How to apply for Grant of Probate or Letter of Administration in Malaysia
How to apply for Grant of Probate or Letter of Administration in Malaysia?
Upon the passing of our loved one and as soon as the death certificate is extracted from the Registration Department of Births and Deaths, most of the deceased’s assets are frozen up indefinitely.
Put in other words, the deceased’s assets such as the immovable properties, the monies in the bank accounts and vehicles etc. cannot be transferred to the respective heirs until the executor or the administrator procure the “key” to unfreeze it.
The “key” in this context means either the Grant of Probate (GP) or the Letter of Administration (LA). Probate is granted when there is a valid will and a proving executor. A proving executor means that the executor nominated in the will is able, willing and has the capacity to carry out the administration of the estate.
Application of Grant of Probate (With A Valid Will)
The application for GP will be made to the High Court and the entire process will generally take about 3 to 6 months depending on the size of the estate. Once the probate is granted and extracted, the executor can collect all the deceased’s assets into his possession to first settle all the deceased’s debts and liabilities.
Upon settlement of all the debts and liabilities, the executor shall then distribute the remainder of the estate to the beneficiaries named in the Will in accordance with the terms of the Will. The executor must prepare a complete account of all assets that came into his possession and keep the account after distribution for future reference.
Application of Letter of Administration (Without A Valid Will)
On the other hand, the application for LA applies when the deceased dies without a Will or when the deceased leaves behind a Will but no proving executor. This process is both lengthy and costly if compared to the application for GP. It will normally take about 6 months to 2 years +. The application for LA must be filed together with the death certificate, the particulars of the applicant, the list of assets and liabilities of the deceased, the list of beneficiaries and the existence of minor interest (if any).
Further, only applies in the case of LA, in the event the value of the estate exceeds RM50,000.00, the applicant is required to provide two sureties who have assets within the jurisdiction equivalent to the amount of the deceased’s estate (the sureties must also be residents in Malaysia) as security for the due administration of the estate, unless the court makes an order for dispensation.

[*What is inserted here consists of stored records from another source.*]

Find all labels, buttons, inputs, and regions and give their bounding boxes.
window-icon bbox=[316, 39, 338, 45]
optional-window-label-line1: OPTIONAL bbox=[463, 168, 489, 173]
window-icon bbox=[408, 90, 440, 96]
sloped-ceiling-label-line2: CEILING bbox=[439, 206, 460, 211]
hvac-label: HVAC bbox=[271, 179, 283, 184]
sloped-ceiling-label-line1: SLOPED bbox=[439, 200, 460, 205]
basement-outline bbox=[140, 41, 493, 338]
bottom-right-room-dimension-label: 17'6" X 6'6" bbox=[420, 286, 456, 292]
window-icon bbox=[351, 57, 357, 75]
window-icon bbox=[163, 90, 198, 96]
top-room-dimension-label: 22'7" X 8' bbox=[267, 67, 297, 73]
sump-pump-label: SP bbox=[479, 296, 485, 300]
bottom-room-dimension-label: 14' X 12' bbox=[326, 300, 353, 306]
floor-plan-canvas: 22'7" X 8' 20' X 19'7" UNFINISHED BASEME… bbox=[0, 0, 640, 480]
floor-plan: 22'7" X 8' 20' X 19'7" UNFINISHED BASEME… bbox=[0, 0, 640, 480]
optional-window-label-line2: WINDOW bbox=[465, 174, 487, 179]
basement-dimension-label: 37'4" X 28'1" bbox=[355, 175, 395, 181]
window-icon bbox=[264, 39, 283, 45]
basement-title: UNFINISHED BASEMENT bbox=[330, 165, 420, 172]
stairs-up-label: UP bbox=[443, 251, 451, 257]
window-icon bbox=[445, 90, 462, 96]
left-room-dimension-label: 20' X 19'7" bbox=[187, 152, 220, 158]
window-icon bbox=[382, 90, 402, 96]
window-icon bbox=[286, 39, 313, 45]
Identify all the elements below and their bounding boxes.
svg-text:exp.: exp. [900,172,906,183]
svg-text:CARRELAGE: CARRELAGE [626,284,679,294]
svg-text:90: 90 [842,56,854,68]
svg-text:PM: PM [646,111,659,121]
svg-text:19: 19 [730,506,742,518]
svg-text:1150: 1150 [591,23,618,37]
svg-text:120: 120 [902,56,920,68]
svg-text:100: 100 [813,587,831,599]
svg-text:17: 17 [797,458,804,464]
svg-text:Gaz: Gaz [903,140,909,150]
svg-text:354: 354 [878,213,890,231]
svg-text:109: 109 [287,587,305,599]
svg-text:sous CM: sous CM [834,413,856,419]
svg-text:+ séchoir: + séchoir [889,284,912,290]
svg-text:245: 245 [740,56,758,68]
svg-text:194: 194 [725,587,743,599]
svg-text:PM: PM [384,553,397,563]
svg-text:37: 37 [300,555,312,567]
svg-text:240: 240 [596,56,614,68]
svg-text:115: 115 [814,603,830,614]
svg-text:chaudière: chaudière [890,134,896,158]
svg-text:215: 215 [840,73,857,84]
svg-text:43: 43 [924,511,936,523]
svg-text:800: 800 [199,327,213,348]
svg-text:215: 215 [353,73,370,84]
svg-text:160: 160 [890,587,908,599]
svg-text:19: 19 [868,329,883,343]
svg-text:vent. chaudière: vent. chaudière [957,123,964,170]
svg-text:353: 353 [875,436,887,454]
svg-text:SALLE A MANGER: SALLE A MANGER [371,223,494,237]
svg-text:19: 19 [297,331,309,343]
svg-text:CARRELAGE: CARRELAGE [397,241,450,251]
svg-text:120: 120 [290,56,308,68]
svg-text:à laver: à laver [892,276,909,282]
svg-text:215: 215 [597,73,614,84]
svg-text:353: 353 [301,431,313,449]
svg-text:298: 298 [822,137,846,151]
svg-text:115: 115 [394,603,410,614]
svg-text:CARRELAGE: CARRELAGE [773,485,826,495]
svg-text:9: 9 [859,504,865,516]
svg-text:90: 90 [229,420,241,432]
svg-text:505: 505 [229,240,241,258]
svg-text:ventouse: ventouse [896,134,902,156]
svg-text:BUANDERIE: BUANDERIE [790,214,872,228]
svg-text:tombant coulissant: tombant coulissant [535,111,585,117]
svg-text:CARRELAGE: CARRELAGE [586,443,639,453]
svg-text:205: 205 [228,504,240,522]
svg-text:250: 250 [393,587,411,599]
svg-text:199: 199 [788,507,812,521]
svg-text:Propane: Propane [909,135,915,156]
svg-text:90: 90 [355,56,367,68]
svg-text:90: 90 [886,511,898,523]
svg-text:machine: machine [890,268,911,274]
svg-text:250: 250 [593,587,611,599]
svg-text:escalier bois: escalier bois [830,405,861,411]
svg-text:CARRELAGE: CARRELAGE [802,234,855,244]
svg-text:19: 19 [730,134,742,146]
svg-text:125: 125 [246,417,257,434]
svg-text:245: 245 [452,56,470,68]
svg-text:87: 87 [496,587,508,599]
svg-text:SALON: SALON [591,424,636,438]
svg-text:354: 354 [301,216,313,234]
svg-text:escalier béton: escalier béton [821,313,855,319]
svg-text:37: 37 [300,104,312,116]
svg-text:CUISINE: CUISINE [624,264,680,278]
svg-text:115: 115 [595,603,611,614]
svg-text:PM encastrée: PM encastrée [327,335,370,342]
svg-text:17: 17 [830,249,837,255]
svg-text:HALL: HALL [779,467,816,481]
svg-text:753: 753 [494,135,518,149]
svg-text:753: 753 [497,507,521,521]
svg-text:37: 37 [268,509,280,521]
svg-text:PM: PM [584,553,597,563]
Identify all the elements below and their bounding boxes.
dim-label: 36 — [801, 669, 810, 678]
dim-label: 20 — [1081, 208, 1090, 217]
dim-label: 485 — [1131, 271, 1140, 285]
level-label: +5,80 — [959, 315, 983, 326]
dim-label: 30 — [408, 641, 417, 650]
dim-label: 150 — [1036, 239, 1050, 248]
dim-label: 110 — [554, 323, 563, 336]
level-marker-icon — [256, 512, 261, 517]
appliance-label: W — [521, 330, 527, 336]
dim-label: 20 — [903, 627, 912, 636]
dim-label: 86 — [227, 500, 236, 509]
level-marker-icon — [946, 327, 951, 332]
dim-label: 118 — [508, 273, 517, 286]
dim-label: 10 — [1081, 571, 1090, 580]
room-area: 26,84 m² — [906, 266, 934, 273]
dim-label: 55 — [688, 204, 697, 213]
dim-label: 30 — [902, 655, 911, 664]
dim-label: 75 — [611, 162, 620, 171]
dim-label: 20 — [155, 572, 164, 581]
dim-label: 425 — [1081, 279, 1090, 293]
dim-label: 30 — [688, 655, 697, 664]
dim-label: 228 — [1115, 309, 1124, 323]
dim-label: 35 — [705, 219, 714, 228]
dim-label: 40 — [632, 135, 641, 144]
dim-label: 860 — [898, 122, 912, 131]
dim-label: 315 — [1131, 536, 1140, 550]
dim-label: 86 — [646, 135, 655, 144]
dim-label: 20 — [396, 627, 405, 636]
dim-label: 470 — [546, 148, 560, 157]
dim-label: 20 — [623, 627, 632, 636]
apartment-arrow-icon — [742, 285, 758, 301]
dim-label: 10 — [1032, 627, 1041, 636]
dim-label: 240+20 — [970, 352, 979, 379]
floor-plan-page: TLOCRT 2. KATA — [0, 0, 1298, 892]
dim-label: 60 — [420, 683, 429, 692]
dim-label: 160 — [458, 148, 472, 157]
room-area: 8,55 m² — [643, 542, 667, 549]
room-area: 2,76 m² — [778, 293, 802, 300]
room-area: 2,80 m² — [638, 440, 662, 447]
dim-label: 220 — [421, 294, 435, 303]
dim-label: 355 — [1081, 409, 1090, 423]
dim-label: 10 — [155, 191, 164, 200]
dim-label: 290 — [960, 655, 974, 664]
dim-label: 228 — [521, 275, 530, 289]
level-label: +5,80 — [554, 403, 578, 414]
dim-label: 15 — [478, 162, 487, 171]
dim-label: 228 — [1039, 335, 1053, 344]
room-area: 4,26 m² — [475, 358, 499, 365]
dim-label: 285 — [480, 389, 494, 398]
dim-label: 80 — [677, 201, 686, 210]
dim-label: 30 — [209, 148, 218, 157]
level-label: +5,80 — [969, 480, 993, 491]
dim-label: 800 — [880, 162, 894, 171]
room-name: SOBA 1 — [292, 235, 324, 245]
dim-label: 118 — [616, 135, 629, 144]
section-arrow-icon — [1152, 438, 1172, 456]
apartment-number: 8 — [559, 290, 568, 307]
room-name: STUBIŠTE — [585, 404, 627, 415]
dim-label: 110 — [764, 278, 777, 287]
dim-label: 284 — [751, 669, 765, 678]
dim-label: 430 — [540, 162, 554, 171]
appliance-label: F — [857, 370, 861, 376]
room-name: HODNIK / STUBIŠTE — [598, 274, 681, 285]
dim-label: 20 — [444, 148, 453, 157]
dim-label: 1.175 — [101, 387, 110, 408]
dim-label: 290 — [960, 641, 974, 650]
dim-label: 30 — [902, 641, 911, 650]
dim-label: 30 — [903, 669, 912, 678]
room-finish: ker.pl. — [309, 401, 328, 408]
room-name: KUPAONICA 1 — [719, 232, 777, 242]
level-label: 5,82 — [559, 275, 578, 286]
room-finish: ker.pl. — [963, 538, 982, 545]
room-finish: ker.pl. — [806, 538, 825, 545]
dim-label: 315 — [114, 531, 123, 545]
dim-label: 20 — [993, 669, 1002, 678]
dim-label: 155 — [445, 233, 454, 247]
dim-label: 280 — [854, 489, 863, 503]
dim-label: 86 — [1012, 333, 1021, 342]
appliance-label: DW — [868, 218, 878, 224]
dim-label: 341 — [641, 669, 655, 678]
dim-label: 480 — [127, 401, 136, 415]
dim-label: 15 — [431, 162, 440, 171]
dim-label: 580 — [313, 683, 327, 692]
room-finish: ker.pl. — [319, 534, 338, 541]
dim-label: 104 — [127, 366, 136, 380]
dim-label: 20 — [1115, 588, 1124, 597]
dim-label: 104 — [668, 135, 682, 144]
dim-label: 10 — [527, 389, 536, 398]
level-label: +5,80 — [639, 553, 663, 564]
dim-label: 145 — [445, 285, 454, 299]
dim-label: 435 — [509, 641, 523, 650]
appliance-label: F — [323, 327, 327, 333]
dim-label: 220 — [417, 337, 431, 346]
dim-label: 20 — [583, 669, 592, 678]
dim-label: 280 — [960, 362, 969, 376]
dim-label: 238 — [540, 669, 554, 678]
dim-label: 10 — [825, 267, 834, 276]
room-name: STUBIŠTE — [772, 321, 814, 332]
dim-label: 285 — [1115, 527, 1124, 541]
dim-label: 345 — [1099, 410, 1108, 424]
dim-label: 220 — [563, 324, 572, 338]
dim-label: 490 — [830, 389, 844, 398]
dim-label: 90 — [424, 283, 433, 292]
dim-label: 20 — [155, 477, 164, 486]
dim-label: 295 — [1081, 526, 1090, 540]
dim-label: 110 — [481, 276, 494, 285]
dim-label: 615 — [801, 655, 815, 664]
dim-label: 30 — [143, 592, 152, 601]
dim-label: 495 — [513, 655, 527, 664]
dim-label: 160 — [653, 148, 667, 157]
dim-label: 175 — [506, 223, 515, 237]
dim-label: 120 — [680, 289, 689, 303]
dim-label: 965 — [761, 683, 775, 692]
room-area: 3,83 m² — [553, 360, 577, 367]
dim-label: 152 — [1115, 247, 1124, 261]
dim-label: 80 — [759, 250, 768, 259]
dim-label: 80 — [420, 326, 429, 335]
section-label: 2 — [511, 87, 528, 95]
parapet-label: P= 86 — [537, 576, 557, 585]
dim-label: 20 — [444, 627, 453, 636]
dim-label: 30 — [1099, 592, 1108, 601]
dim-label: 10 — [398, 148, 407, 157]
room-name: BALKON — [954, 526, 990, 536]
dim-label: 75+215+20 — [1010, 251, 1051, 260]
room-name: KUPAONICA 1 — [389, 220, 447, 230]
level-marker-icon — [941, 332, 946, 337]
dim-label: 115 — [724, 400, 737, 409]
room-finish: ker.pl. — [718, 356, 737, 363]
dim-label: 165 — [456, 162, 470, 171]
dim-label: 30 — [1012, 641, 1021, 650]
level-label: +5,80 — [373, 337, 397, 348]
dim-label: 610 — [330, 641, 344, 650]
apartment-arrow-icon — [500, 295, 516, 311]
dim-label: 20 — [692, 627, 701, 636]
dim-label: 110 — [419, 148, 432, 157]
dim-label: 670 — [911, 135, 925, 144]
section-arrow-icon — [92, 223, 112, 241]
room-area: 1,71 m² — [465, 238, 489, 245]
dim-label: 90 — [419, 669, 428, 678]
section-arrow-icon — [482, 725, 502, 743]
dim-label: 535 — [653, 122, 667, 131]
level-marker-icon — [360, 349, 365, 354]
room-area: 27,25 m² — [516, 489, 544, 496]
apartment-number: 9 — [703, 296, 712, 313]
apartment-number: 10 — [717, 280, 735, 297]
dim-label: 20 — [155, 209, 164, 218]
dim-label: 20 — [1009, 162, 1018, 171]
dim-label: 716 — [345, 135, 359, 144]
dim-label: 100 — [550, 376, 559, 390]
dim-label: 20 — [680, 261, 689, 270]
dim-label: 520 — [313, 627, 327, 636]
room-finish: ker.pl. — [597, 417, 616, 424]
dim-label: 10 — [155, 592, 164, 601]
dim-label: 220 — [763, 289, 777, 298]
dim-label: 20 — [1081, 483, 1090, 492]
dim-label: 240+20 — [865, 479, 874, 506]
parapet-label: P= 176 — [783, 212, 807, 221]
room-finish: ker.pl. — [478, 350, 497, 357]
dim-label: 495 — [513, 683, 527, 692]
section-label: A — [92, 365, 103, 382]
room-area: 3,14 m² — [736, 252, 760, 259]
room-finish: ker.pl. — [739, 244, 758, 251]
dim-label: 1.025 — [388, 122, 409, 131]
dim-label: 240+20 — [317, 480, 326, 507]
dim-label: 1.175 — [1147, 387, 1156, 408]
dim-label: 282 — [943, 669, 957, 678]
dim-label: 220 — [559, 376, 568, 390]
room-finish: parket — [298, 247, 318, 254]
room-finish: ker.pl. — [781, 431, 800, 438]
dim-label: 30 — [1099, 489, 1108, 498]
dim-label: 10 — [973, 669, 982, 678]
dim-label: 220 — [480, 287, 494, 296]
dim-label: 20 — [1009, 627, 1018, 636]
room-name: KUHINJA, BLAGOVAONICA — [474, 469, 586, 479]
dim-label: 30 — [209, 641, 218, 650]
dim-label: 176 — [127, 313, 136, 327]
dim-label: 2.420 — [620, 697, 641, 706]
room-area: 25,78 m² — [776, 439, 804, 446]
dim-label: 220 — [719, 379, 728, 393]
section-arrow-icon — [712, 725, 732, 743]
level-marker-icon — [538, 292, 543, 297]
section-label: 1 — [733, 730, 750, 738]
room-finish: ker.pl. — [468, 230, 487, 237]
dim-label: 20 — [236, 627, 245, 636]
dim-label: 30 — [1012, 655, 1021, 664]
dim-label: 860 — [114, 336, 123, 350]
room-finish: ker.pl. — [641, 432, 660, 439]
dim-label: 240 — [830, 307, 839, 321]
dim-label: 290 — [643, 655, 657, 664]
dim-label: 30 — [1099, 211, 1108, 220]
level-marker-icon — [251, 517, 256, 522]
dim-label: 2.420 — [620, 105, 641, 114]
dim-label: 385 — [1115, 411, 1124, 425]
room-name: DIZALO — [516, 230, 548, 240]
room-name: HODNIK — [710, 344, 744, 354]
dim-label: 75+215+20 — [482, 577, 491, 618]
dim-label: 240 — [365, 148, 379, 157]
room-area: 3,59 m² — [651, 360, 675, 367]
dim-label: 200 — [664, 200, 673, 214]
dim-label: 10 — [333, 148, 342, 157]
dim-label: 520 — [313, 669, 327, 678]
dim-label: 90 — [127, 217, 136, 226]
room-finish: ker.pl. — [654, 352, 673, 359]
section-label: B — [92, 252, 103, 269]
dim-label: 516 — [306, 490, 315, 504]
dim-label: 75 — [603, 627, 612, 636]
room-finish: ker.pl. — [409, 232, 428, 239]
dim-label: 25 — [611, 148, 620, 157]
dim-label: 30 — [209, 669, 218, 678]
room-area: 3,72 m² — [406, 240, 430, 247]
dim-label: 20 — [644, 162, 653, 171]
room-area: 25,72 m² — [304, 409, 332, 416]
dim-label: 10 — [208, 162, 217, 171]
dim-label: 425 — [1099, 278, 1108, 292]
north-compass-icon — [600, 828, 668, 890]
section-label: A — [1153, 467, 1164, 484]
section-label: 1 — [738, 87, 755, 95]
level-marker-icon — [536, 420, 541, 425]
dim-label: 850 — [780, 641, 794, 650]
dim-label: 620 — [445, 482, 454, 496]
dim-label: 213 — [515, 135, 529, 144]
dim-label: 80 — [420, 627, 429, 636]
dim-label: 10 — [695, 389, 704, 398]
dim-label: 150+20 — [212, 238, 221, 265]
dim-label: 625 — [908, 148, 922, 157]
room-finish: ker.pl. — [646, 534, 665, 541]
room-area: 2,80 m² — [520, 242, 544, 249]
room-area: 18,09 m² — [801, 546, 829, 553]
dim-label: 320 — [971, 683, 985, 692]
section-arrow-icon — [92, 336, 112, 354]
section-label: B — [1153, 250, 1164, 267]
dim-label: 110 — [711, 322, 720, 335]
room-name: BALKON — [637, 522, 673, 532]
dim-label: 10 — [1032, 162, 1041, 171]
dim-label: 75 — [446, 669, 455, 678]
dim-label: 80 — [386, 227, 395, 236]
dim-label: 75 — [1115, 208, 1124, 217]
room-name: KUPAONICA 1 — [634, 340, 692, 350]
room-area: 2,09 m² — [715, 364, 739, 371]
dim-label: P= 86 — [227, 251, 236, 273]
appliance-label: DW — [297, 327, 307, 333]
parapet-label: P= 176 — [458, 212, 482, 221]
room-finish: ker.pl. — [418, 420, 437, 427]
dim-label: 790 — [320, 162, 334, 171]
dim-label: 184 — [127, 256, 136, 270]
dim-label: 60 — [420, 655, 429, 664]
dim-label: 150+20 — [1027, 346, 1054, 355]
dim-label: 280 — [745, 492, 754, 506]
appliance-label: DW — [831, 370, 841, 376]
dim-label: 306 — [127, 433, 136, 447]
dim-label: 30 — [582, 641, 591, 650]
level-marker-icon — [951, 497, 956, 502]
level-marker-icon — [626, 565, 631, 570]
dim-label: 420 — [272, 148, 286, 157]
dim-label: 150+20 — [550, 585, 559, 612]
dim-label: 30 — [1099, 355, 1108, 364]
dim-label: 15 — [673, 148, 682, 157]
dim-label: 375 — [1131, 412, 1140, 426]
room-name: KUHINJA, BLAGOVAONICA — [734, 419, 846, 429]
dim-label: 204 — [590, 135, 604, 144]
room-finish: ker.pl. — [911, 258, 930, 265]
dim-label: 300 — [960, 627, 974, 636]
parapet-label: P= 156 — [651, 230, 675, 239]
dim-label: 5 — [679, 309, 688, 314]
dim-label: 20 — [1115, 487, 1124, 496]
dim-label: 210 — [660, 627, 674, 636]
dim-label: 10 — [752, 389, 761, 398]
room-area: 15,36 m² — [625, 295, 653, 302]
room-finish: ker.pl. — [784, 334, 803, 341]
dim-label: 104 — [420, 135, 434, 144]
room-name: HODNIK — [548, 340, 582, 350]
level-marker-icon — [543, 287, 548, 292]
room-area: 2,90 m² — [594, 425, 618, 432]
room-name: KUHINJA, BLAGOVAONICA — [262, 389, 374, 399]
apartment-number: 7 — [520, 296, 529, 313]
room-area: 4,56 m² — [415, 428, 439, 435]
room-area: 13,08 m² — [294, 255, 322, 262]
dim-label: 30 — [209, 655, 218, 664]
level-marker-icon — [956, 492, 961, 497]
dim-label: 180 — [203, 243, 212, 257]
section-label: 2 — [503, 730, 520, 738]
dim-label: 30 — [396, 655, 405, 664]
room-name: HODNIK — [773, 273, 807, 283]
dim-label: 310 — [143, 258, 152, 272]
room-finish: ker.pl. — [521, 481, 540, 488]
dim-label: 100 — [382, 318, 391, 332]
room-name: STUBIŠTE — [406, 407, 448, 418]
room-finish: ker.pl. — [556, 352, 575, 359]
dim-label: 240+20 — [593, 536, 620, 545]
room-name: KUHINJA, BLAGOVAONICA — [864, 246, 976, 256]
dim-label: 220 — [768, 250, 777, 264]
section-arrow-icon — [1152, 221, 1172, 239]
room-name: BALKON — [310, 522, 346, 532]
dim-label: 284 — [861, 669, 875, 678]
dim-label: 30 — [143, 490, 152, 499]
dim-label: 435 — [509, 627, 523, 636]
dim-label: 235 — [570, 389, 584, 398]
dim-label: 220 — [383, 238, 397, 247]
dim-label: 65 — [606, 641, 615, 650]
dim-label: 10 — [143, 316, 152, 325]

Having extracted the LA, the administration of the estate can seek to transmit all the deceased’s assets to his possession to first settle all the deceased’s debts and liabilities. Upon settlement of debts of the estate, the administrator has to distribute the remainder of the estate to the beneficiaries pursuant to the Distribution Act 1958. Thereafter, the administrator is required to apply to the High Court for the confirmation on the distribution. As such, a complete and detailed account of the distribution has to be prepared by the administrator.